3. 新約における三つの職務の考察(つづき)
3.3新約の王(つづき)

 私の教会の牧師は、信者である若者たちの就職に積極的に関わっています。
 もうずっと前のことになりましたが、東北大学教育学部を卒業しようとしていた兄弟がいました。彼はこの教会に出席しつづけることができるところに就職したかったのですが、ほどよい就職先がありませんでした。公立学校の教師に応募する道がありましたが、公立学校の先生になると、数年ごとに必ず転勤があって、宮城県内どこにでもいかなければならないという問題がありました。
 教会の役員の知人が、ある私立学校の理事をしていると聞いて、牧師はその役員を通じその理事に彼のその学校の教員としての採用を依頼しました。その結果彼はその私立学校の教師となることができ、人事異動の心配をせずに過ごすことができました。
 牧師が直接関与しなくても、周辺の事情を聞いて、その就職を牧師が一緒に喜び、祝福できることが大切です。
 牧師が信者の就職にまったく関与しない教会があることを見聞きします。それは、その就職が、その信者にどのような影響を及ぼすか考えていないのです。何でもOKで、結果だけを聞き、祝福を祈るのです。
前出の兄弟が、公立学校の教師になったら、早晩転勤で他所の地に引っ越していったでしょう。それはその兄弟の信仰に悪影響を与えたことでしょう。就職先が企業であったら、企業には風土があって、信仰生活に影響を及ぼします。
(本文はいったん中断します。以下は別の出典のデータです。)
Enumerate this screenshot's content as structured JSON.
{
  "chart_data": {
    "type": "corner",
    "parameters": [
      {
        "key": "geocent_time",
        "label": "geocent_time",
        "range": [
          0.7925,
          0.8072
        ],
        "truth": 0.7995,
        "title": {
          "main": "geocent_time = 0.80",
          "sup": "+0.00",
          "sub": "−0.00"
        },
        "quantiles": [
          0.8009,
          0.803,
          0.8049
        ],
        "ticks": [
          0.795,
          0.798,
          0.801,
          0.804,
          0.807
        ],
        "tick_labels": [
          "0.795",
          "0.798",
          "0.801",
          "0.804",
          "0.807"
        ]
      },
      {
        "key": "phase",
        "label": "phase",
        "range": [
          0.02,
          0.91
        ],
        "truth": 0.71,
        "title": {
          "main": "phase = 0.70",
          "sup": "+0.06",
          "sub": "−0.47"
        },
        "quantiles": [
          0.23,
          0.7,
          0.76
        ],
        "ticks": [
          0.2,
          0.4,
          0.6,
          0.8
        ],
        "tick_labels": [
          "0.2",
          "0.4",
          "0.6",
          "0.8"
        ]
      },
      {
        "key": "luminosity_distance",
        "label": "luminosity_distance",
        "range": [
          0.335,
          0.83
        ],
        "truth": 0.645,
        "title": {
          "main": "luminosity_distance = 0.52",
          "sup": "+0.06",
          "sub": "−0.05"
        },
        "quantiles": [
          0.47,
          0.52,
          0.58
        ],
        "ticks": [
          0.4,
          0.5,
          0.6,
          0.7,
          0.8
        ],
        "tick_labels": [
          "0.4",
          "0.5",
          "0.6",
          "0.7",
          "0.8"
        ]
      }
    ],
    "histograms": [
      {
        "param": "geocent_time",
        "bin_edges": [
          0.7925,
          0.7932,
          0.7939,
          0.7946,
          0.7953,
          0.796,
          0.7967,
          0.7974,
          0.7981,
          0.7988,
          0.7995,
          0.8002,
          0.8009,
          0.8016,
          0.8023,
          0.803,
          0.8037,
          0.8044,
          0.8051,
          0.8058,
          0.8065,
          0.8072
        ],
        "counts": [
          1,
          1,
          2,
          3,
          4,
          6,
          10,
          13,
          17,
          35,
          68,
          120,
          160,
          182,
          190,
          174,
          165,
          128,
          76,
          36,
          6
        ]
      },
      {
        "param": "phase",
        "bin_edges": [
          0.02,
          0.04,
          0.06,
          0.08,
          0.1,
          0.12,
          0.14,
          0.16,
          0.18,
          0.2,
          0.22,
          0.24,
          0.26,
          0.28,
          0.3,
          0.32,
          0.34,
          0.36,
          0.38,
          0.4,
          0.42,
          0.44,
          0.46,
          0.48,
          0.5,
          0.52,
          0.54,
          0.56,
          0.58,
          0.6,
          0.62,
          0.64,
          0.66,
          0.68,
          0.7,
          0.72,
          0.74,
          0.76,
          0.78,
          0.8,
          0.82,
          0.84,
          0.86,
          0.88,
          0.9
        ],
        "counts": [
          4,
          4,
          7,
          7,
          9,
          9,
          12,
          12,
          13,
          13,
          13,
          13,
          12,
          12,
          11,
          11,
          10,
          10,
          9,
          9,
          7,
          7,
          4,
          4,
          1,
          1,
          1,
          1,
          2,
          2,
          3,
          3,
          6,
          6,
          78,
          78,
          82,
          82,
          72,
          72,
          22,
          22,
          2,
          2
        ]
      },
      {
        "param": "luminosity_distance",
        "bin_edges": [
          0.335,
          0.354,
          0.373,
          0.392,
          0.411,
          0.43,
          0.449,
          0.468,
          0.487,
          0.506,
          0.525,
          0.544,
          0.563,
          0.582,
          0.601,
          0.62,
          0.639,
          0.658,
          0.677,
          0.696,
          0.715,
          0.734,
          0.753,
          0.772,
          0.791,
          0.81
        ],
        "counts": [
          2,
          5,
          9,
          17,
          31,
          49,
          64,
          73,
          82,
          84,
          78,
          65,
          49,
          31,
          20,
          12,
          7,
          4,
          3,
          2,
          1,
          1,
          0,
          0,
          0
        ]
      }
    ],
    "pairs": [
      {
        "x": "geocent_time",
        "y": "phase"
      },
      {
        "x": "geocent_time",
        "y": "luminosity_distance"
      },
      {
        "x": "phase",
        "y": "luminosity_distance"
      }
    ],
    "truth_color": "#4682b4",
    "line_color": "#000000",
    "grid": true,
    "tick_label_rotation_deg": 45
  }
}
ですから、それは就職してみなければ分からない領域ですから、就職した後に、その信者に状況を聞いて判断を加えなければなりません。もし、信仰生活に決定的な問題を与えるようなことがあったら、何か対応を考えなければなりません。転職できるならそれもいいでしょう。
 すべては<信仰生活がどうなるか>、という視点で判断されます。もし、お金が儲かるから、社会的地位が上がるから、・・といったものにそこに勤めている理由が置き換えられたら、それは悲しむべき事です。
牧師はその見張り役に任命されている<王>です。